I have a citus cluster with 1 coordinator and 3 workers.
Recently, the server which hosted coordinator is completely down which cannot be recovered.
Now the cluster only does Query and Some DML, but not DDL, which can only be executed on coordinator!
So, how could I promote a metadatasynced worker to coordinator?
Firstly, there is no accepted solution we currently have for such scenarios. Typically, this would have to be resolved by restoring the coordinator using a backup. It is highly recommended to setup your database to take periodic backups and be able to restore them in case of such unrecoverable crashes.

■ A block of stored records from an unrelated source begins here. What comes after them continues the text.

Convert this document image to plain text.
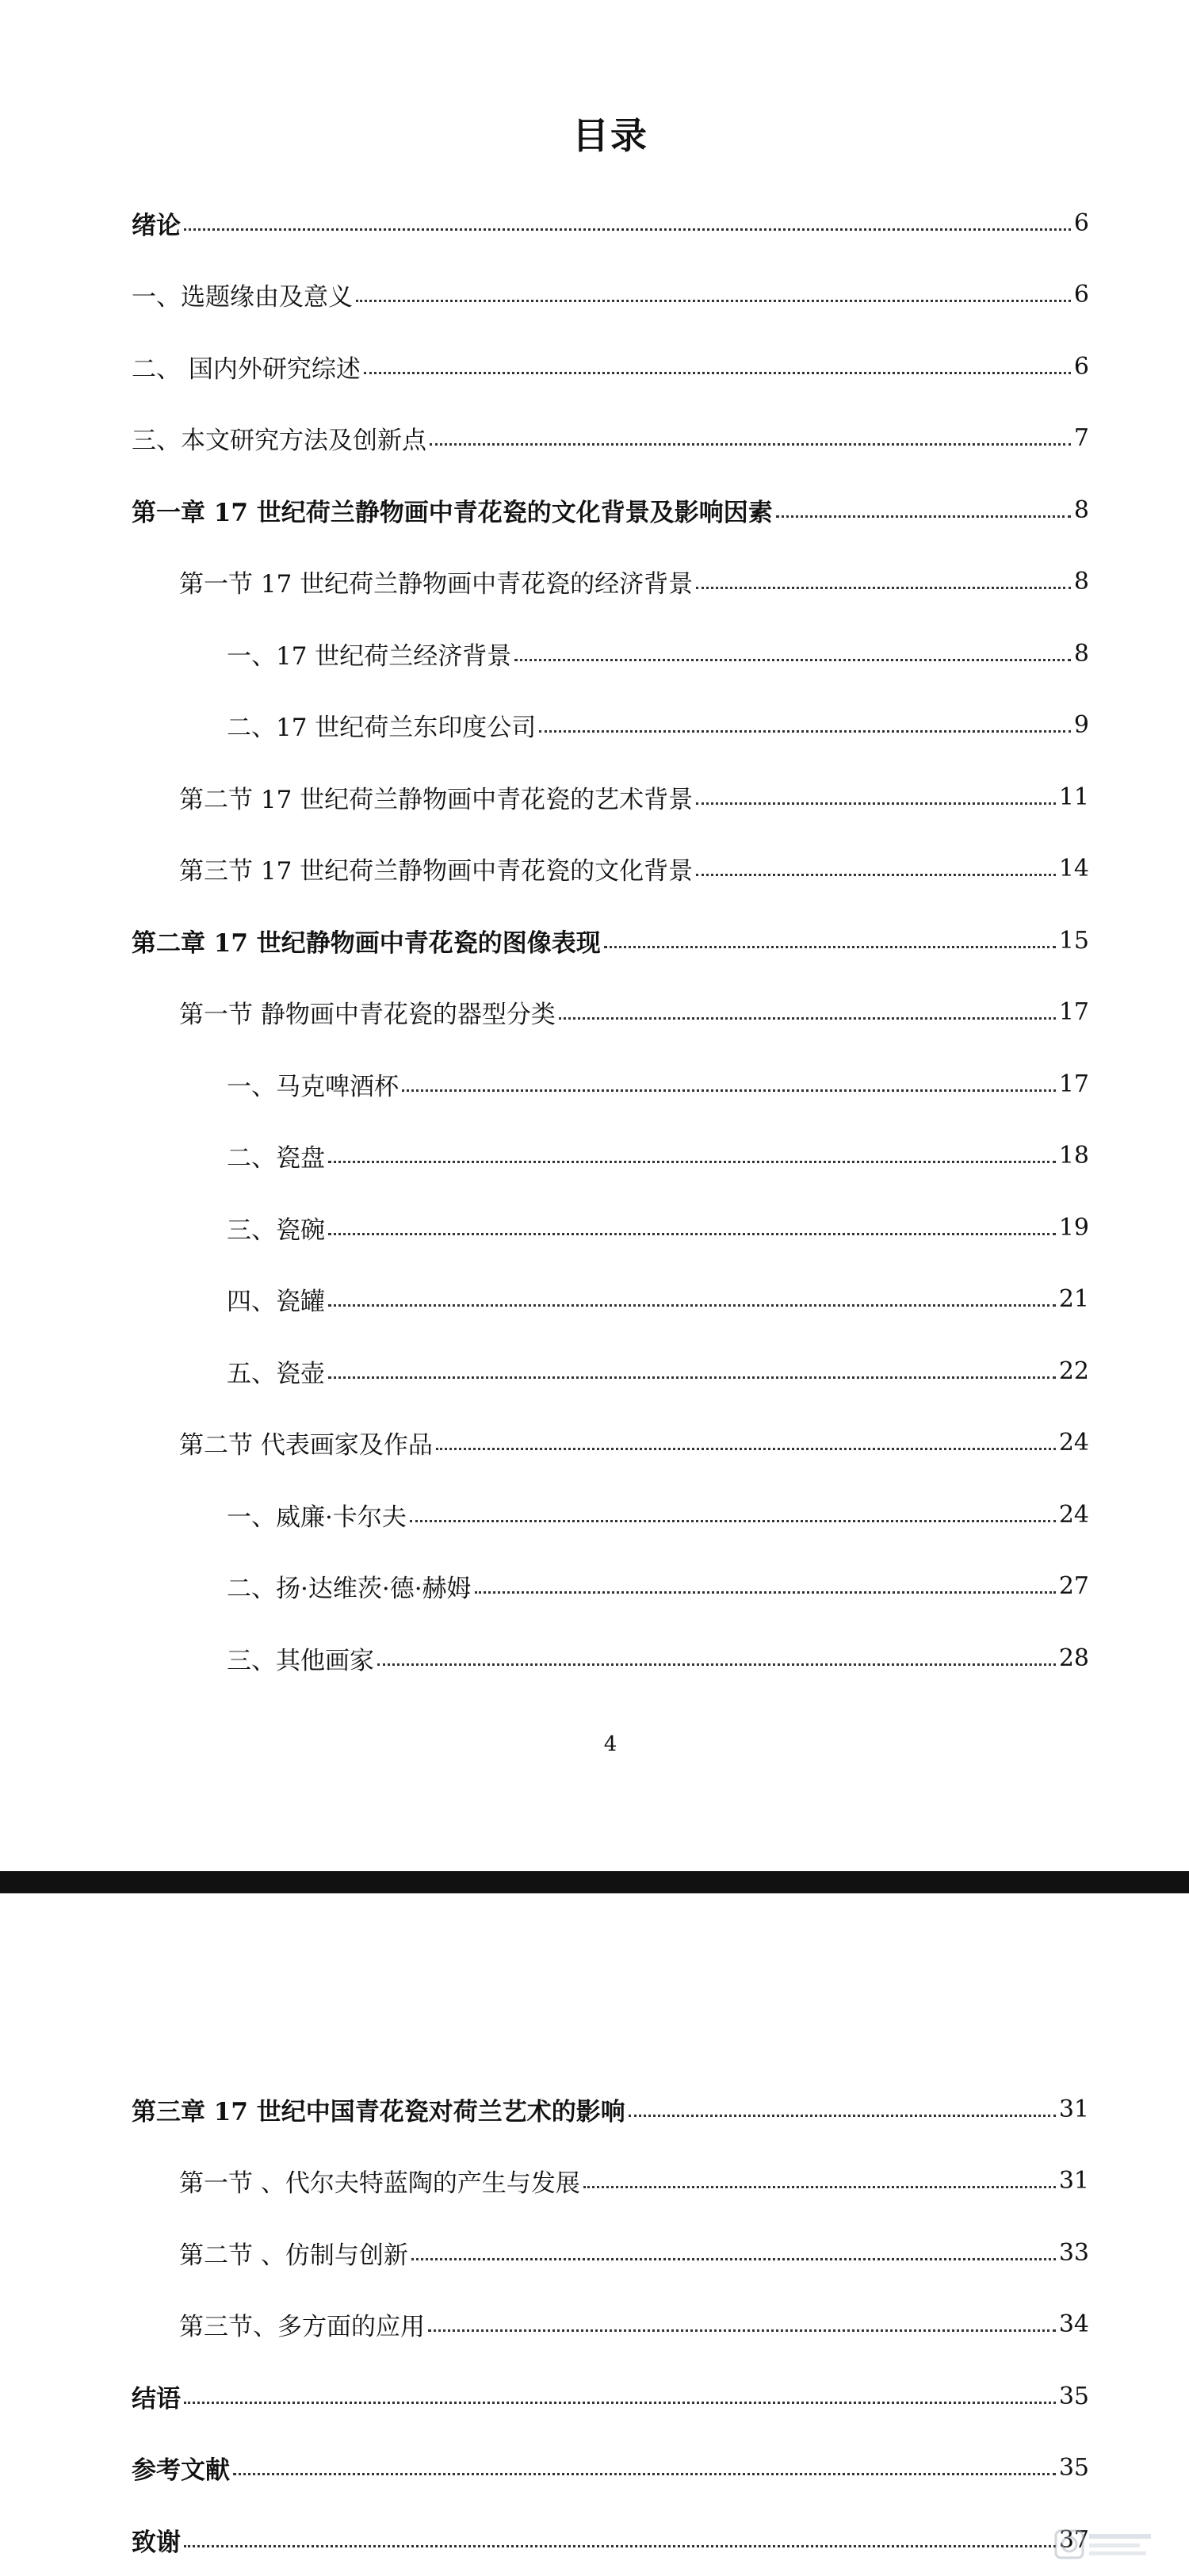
目录
绪论	6
一、选题缘由及意义	6
二、 国内外研究综述	6
三、本文研究方法及创新点	7
第一章 17 世纪荷兰静物画中青花瓷的文化背景及影响因素	8
第一节 17 世纪荷兰静物画中青花瓷的经济背景	8
一、17 世纪荷兰经济背景	8
二、17 世纪荷兰东印度公司	9
第二节 17 世纪荷兰静物画中青花瓷的艺术背景	11
第三节 17 世纪荷兰静物画中青花瓷的文化背景	14
第二章 17 世纪静物画中青花瓷的图像表现	15
第一节 静物画中青花瓷的器型分类	17
一、马克啤酒杯	17
二、瓷盘	18
三、瓷碗	19
四、瓷罐	21
五、瓷壶	22
第二节 代表画家及作品	24
一、威廉·卡尔夫	24
二、扬·达维茨·德·赫姆	27
三、其他画家	28
4
第三章 17 世纪中国青花瓷对荷兰艺术的影响	31
第一节 、代尔夫特蓝陶的产生与发展	31
第二节 、仿制与创新	33
第三节、多方面的应用	34
结语	35
参考文献	35
致谢	37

This solution does not promote a worker but establishes a new coordinator. Complications might arise (your database might break) if you apply this to your own cluster because this involves messing with citus' metadata. This solution is experimental, so I highly recommend you try to apply this to a fork of your cluster or to snapshot your disks to ensure no damage is done to your data.

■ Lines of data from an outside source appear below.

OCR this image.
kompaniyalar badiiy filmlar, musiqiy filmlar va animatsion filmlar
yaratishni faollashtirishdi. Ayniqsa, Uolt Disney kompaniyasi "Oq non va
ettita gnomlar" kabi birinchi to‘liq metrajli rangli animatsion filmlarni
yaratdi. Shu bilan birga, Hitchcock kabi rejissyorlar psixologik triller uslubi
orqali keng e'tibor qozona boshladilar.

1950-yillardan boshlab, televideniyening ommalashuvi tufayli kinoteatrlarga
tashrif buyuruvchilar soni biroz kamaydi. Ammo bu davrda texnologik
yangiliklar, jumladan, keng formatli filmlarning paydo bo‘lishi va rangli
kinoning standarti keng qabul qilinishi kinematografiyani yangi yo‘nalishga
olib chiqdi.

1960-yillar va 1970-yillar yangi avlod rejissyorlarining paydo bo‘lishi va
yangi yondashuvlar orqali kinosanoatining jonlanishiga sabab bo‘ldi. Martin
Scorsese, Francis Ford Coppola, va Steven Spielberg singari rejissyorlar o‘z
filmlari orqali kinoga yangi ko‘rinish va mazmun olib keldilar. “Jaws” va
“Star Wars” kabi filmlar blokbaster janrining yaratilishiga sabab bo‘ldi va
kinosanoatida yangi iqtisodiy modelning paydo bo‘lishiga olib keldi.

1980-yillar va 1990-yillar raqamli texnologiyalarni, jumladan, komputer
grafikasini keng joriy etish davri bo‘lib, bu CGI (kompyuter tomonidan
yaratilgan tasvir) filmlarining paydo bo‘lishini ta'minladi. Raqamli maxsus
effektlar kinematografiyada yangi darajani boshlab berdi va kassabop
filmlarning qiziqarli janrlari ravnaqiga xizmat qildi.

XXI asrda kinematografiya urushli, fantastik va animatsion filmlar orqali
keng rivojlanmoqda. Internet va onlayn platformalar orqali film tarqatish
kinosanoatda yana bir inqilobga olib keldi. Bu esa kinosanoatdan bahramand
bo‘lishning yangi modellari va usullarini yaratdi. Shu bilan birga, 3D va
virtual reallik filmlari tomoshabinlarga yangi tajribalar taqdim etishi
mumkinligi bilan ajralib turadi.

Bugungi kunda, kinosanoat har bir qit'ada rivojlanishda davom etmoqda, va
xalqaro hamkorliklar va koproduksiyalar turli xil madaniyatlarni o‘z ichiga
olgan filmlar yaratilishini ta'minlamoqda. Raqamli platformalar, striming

This solution has been tested in a limited scope for citus 11
in a local cluster containing a distributed and a reference table. If you have other distributed objects in your database like views or collations this solution may fail (haven't tested).
Throughout this you will need to lookup groupid-s and nodeid-s with SELECT * FROM pg_dist_node;
Some steps need to be included/excluded if the old coordinator is in the pg_dist_node table. I will mark such steps with [if CIM include] for steps that need to be included and [if CIM exclude] for steps that need to be excluded if the old coordinator is in the pg_dist_table. (CIM = coordinator in metadata)

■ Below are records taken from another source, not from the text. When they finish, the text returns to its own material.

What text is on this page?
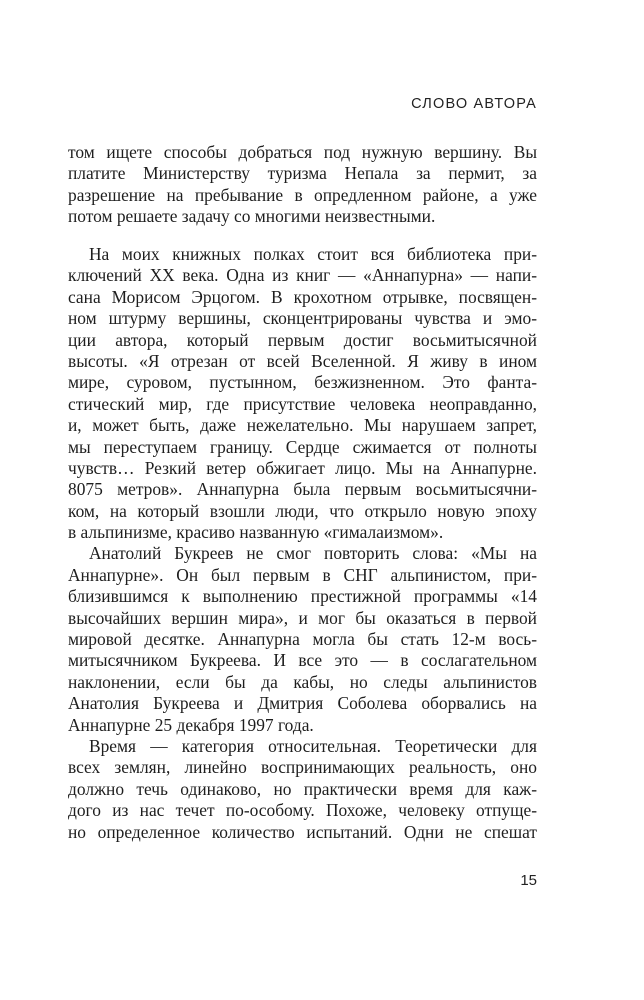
СЛОВО АВТОРА
том ищете способы добраться под нужную вершину. Вы
платите Министерству туризма Непала за пермит, за
разрешение на пребывание в опредленном районе, а уже
потом решаете задачу со многими неизвестными.
На моих книжных полках стоит вся библиотека при-
ключений XX века. Одна из книг — «Аннапурна» — напи-
сана Морисом Эрцогом. В крохотном отрывке, посвящен-
ном штурму вершины, сконцентрированы чувства и эмо-
ции автора, который первым достиг восьмитысячной
высоты. «Я отрезан от всей Вселенной. Я живу в ином
мире, суровом, пустынном, безжизненном. Это фанта-
стический мир, где присутствие человека неоправданно,
и, может быть, даже нежелательно. Мы нарушаем запрет,
мы переступаем границу. Сердце сжимается от полноты
чувств… Резкий ветер обжигает лицо. Мы на Аннапурне.
8075 метров». Аннапурна была первым восьмитысячни-
ком, на который взошли люди, что открыло новую эпоху
в альпинизме, красиво названную «гималаизмом».
Анатолий Букреев не смог повторить слова: «Мы на
Аннапурне». Он был первым в СНГ альпинистом, при-
близившимся к выполнению престижной программы «14
высочайших вершин мира», и мог бы оказаться в первой
мировой десятке. Аннапурна могла бы стать 12-м вось-
митысячником Букреева. И все это — в сослагательном
наклонении, если бы да кабы, но следы альпинистов
Анатолия Букреева и Дмитрия Соболева оборвались на
Аннапурне 25 декабря 1997 года.
Время — категория относительная. Теоретически для
всех землян, линейно воспринимающих реальность, оно
должно течь одинаково, но практически время для каж-
дого из нас течет по-особому. Похоже, человеку отпуще-
но определенное количество испытаний. Одни не спешат
15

Create a new node and install citus.
[if CIM include] Run in all your nodes except the new one you just created:
-- removes old coordinator from citus metadata
DELETE FROM pg_dist_node WHERE groupid = 0;
-- removes old coordinator placements from citus metadata
DELETE FROM pg_dist_placement WHERE groupid = 0;
-- temporarily mark this node as the coordinator in the metadata
UPDATE pg_dist_local_group SET groupid = 0;
UPDATE pg_dist_node SET groupid = 0 WHERE groupid = 1;
UPDATE pg_dist_placement SET groupid = 0 WHERE groupid = 1;
-- adjust the metadata as if we are ready to add new node
SELECT max(groupid) as groupid FROM pg_dist_node \gset
SELECT setval('pg_dist_groupid_seq', :groupid, true);
SELECT max(nodeid) as nodeid FROM pg_dist_node \gset
SELECT setval('pg_dist_node_nodeid_seq', :nodeid, true);
SELECT max(placementid) as placementid FROM pg_dist_placement \gset
SELECT setval('pg_dist_placement_placementid_seq', :placementid, true);
-- add the new node
SELECT citus_add_node('NEW_NODE_HOST', NEW_NODE_PORT);
-- set back the original metadata
UPDATE pg_dist_local_group SET groupid = 1;
UPDATE pg_dist_node SET groupid = 1 WHERE groupid = 0;
UPDATE pg_dist_placement SET groupid = 1 WHERE groupid = 0;
-- look up your new node's group id
-- this value is important and I will refer to it in future steps as NEW_NODE_GROUP_ID
SELECT * FROM pg_dist_node;
-- restore the metadata of your temporary coodinator
UPDATE pg_dist_node SET groupid = 1 WHERE groupid = 0;
UPDATE pg_dist_placement SET groupid = 1 WHERE groupid = 0;
-- set the new node as the coordinator
UPDATE pg_dist_local_group SET groupid = 0;
-- set the metadata for the new coordinator
SELECT max(groupid) as groupid FROM pg_dist_node \gset
SELECT setval('pg_dist_groupid_seq', :groupid, true);
SELECT max(nodeid) as nodeid FROM pg_dist_node \gset
SELECT setval('pg_dist_node_nodeid_seq', :nodeid, true);
SELECT max(placementid) as placementid FROM pg_dist_placement \gset
SELECT setval('pg_dist_placement_placementid_seq', :placementid, true);
SELECT max(shardid) as shardid FROM pg_dist_shard \gset
SELECT setval('pg_dist_shardid_seq', :shardid, true);
-- if the coordinator is not in the metadata, all shards in the new node which will be the coordinator
-- need to be dropped
SET citus.enable_manual_changes_to_shards TO true;
DO $$
DECLARE
row record;
BEGIN
FOR row IN
SELECT CONCAT(logicalrelid, '_', shardid) AS shard_name
FROM pg_dist_placement NATURAL JOIN pg_dist_shard
WHERE groupid = NEW_NODE_GROUP_ID
LOOP
EXECUTE 'DROP TABLE ' || quote_ident(row.shard_name);
RAISE INFO 'Dropped shard: %', quote_ident(row.shard_name);
END LOOP;
END;
$$;
RESET citus.enable_manual_changes_to_shards;
-- if coordinator is not in the metadata remove the new node from the pg_dist_node
-- and remove its shard placements from the metadata
DELETE FROM pg_dist_node WHERE groupid = NEW_NODE_GROUP_ID; -- [if CIM exclude]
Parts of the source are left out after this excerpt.